A Maryland judge has temporarily halted the early end of weekly federal unemployment benefits for state residents.
The enhanced federal benefits, including supplemental $300 weekly payments, had been set to end for Marylanders at 11:59 p.m. Saturday.
The decision came after the judge heard arguments Friday in two lawsuits over Gov. Larry Hogan's administration's plan to cut off the benefits earlier than September, when the federal government plans to end them.
On Saturday, Judge Lawrence Fletcher-Hill of the Circuit Court for Baltimore City issued a temporary restraining order, telling Hogan and Maryland Secretary of Labor Tiffany Robinson that they must immediately take back their notice to the U.S. Department of Labor that the state would stop accepting the federal benefits available to Marylanders.
Hogan has said the extra money wasn't necessary anymore, pointing to a worker shortage. Other states with Republican governors have taken similar steps.
But two separate lawsuits brought by unemployed Marylanders said it would be harmful to end the benefits early.

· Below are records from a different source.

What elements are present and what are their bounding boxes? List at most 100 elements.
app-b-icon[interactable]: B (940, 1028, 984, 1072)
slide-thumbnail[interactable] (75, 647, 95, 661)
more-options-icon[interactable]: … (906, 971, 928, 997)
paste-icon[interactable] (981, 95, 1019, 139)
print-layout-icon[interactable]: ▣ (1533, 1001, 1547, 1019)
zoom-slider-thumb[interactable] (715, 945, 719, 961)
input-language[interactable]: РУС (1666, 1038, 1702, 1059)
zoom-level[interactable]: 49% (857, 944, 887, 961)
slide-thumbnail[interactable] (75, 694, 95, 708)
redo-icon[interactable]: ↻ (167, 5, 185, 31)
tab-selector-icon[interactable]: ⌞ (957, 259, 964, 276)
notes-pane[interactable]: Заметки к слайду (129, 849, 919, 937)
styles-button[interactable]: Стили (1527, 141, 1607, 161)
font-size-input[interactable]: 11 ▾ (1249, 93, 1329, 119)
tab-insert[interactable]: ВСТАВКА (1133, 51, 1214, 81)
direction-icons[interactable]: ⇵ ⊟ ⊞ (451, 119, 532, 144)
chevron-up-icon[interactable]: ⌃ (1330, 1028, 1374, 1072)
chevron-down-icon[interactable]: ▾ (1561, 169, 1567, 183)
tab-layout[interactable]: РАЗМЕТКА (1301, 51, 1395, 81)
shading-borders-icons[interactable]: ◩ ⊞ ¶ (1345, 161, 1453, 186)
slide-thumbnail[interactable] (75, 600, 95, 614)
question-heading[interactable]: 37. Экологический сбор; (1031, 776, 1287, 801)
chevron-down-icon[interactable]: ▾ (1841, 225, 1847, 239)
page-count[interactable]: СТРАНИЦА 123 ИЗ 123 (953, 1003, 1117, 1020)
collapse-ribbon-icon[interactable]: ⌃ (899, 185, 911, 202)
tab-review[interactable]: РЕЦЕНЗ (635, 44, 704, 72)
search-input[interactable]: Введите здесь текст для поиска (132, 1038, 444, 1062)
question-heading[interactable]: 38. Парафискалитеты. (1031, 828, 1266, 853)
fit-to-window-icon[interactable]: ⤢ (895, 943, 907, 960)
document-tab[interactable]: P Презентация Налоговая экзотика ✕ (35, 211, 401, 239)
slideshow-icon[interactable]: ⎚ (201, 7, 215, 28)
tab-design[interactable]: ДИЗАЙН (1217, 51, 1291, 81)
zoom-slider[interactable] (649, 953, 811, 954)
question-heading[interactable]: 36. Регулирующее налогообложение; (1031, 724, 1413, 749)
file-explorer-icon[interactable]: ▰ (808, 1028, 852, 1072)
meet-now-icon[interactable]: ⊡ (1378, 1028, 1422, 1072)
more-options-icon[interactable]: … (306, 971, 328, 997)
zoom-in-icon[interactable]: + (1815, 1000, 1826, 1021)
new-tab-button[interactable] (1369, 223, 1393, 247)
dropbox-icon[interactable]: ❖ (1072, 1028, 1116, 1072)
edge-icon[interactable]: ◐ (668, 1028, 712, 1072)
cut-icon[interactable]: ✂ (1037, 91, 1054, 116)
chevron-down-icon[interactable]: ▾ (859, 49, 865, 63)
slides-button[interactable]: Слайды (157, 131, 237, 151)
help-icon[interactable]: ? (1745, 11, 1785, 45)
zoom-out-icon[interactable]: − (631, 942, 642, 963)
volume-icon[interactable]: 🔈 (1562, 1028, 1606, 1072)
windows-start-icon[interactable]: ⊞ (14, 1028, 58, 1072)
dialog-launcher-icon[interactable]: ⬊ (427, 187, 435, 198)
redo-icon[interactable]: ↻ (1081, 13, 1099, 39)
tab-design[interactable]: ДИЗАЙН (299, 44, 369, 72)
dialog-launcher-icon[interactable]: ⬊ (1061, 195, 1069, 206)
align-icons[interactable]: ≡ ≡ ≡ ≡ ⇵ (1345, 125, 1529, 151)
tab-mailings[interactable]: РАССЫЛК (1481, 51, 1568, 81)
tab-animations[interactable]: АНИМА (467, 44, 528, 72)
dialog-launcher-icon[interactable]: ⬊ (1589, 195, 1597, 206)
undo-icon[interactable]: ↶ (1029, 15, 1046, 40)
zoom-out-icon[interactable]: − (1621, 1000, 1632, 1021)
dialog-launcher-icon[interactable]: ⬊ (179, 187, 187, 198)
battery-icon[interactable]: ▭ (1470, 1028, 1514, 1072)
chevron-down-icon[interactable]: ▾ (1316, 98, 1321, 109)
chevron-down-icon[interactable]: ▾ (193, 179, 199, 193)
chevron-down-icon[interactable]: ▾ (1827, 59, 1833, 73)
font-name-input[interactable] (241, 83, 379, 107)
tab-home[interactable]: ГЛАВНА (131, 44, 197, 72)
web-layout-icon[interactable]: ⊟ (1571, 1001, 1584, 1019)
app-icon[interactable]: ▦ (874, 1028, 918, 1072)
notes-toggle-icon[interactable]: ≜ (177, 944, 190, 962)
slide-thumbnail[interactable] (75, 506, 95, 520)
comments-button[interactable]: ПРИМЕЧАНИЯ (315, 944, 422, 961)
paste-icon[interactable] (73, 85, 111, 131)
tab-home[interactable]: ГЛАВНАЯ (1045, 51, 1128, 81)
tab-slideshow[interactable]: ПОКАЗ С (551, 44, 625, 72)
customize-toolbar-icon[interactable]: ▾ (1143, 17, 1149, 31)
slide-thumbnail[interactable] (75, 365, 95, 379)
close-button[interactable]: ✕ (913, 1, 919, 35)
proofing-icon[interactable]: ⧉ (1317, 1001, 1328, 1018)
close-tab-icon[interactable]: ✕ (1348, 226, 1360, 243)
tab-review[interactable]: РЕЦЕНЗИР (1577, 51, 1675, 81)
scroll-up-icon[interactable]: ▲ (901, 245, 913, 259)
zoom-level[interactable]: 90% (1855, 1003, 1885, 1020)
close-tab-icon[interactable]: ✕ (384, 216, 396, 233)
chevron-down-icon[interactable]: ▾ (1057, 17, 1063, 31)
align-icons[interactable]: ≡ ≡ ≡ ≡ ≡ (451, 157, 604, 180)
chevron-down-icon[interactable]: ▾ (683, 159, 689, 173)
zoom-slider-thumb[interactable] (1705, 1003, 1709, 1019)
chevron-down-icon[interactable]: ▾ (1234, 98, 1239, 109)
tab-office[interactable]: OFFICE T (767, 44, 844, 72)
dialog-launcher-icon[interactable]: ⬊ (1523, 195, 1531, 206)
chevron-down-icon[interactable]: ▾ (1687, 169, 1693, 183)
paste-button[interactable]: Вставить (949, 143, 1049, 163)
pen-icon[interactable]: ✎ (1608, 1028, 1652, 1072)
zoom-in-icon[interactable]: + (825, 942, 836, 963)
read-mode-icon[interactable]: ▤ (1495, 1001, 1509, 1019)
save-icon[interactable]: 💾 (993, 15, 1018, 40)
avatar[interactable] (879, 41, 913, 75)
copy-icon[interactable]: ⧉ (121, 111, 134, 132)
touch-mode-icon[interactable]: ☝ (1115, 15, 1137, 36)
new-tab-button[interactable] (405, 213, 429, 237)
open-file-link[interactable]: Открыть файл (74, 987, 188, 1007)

The plaintiffs in the cases have been receiving supplemental unemployment benefits made available to the states from the federal government under the CARES Act and the American Rescue Plan Act of 2021. Their lawyers argued that ending the benefits early would cut off a lifeline for struggling families.
In his decision, the judge said the plaintiffs showed that losing the benefits early would threaten "immediate, substantial, irreparable harm."
Hogan told the Baltimore Sun on Saturday morning that the ruling would be “immediately appealed."
The decision affects nearly 250,000 people, according to the labor department, the Associated Press reported earlier this week.
Another hearing in the lawsuits will be held soon, and the restraining order will expire in 10 days unless it's renewed or extended.